Being neighbors meant something—and doing the right thing by those neighbors had meaning. There was a spiritual element that compelled the neighbors to help one another, because they knew these actions to be a part of serving their faith and their Creator. My parents believed in this wholeheartedly and demonstrated their belief in the most tangible of ways. The Mrs. Huberts of our community had nothing to fear.
The church informed my journey into adulthood. It was there, too, that I learned to share and work in cooperation with others. Singing in the chorus meant I had to learn to blend my voice with everyone else’s, an ability that carries through in my professional life. There is a great deal of ensemble singing in operas and oratorios and the greater the harmony among the singers, the more thrilling the presentation.
We also learned how to take constructive criticism—how to stand up in front of our peers, which surely was not simple, and, after doing whatever it was that we were charged with doing, to have the humility to listen to the person in charge who offered comments on our presentation and ways it could be improved. “No, try that again,” or “Next time, do it like this.” We accepted the suggested changes because we understood that we were learning, and that those adults cared about us and wished us to be good at whatever we found ourselves doing. Of course, when I was six years old, I was not thinking of these things as learning experiences; I was doing as I was told. All that I did in the church and my community gave me pleasure, which was a plus, but I was not thinking beyond that place and time. Yet, less than twenty years later, on an opera stage in Germany, those teachings from my youth would come in handy, because in many important ways, I was already well rehearsed.
In other words, leading prayer, singing with my mother at the piano, or in Sunday school, performing in Christmas pageants, reciting the Twenty-Third Psalm or a Walt Whitman or Langston Hughes poem, all of these things were more than just ritual. The elders, the parents, the Sunday school teachers, the choir directors, the teachers at our schools, all of them understood that they were preparing us to move about in this world. They understood how very important it was to support and nurture us—to teach us how to walk onto a stage, look around and smile, and say in our minds,
I’m glad to be here, and now I would like to sing for you.
The training ground of my community was as crucial to my performance life as to my spiritual journey. Music has always been an essential part of the African American worship service, and this was no less true in my community. The church choirs were phenomenal. There were gospel singers, young and more mature, who could easily have had professional careers as they were truly that good.
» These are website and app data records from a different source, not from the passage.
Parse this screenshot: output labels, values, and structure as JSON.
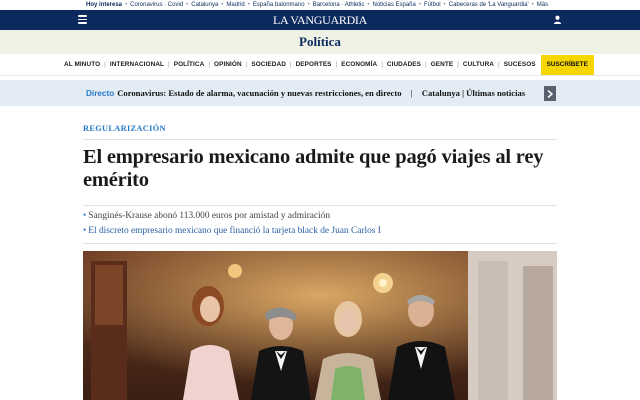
{
  "topbar": {
    "items": [
      {
        "label": "Hoy interesa"
      },
      {
        "label": "Coronavirus · Covid"
      },
      {
        "label": "Catalunya"
      },
      {
        "label": "Madrid"
      },
      {
        "label": "España balonmano"
      },
      {
        "label": "Barcelona · Athletic"
      },
      {
        "label": "Noticias España"
      },
      {
        "label": "Fútbol"
      },
      {
        "label": "Cabeceras de 'La Vanguardia'"
      },
      {
        "label": "Más"
      }
    ]
  },
  "masthead": {
    "logo": "LA VANGUARDIA",
    "menu_icon": "hamburger-menu-icon",
    "user_icon": "user-icon",
    "bg_color": "#0d2a5e"
  },
  "section": {
    "title": "Política"
  },
  "nav": {
    "items": [
      {
        "label": "AL MINUTO"
      },
      {
        "label": "INTERNACIONAL"
      },
      {
        "label": "POLÍTICA"
      },
      {
        "label": "OPINIÓN"
      },
      {
        "label": "SOCIEDAD"
      },
      {
        "label": "DEPORTES"
      },
      {
        "label": "ECONOMÍA"
      },
      {
        "label": "CIUDADES"
      },
      {
        "label": "GENTE"
      },
      {
        "label": "CULTURA"
      },
      {
        "label": "SUCESOS"
      }
    ],
    "subscribe_label": "SUSCRÍBETE",
    "subscribe_color": "#f6d600"
  },
  "ticker": {
    "label": "Directo",
    "headline": "Coronavirus: Estado de alarma, vacunación y nuevas restricciones, en directo",
    "next": "Catalunya | Últimas noticias",
    "next_icon": "chevron-right-icon"
  },
  "article": {
    "kicker": "REGULARIZACIÓN",
    "headline": "El empresario mexicano admite que pagó viajes al rey emérito",
    "related": [
      {
        "text": "Sanginés-Krause abonó 113.000 euros por amistad y admiración"
      },
      {
        "text": "El discreto empresario mexicano que financió la tarjeta black de Juan Carlos I"
      }
    ],
    "accent_color": "#2a79c7"
  }
}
I used to enjoy in particular listening to the deacons “line a hymn.” I’ll explain: Just as in Mother Africa, with the tradition of the call-and-response in group singing, in our churches, lining a hymn meant that a person, most of the time a deacon, would offer the name of the hymn to be sung and announce the meter that the hymn would take. “We’ll now sing ‘Amazing Grace,’ a song in common meter,” the deacon would say. Just as in Africa, common meter is a song in three-quarter time. The deacon would say the words, one line at a time: “Amazing Grace how sweet the sound that saved a wretch like me,” followed by the congregation’s singing of that phrase. Then the deacon would follow with more text: “I once was lost but now I’m found, was blind but now I see,” and the congregation would sing that phrase, the melody always led by the same deacon who lined the hymn.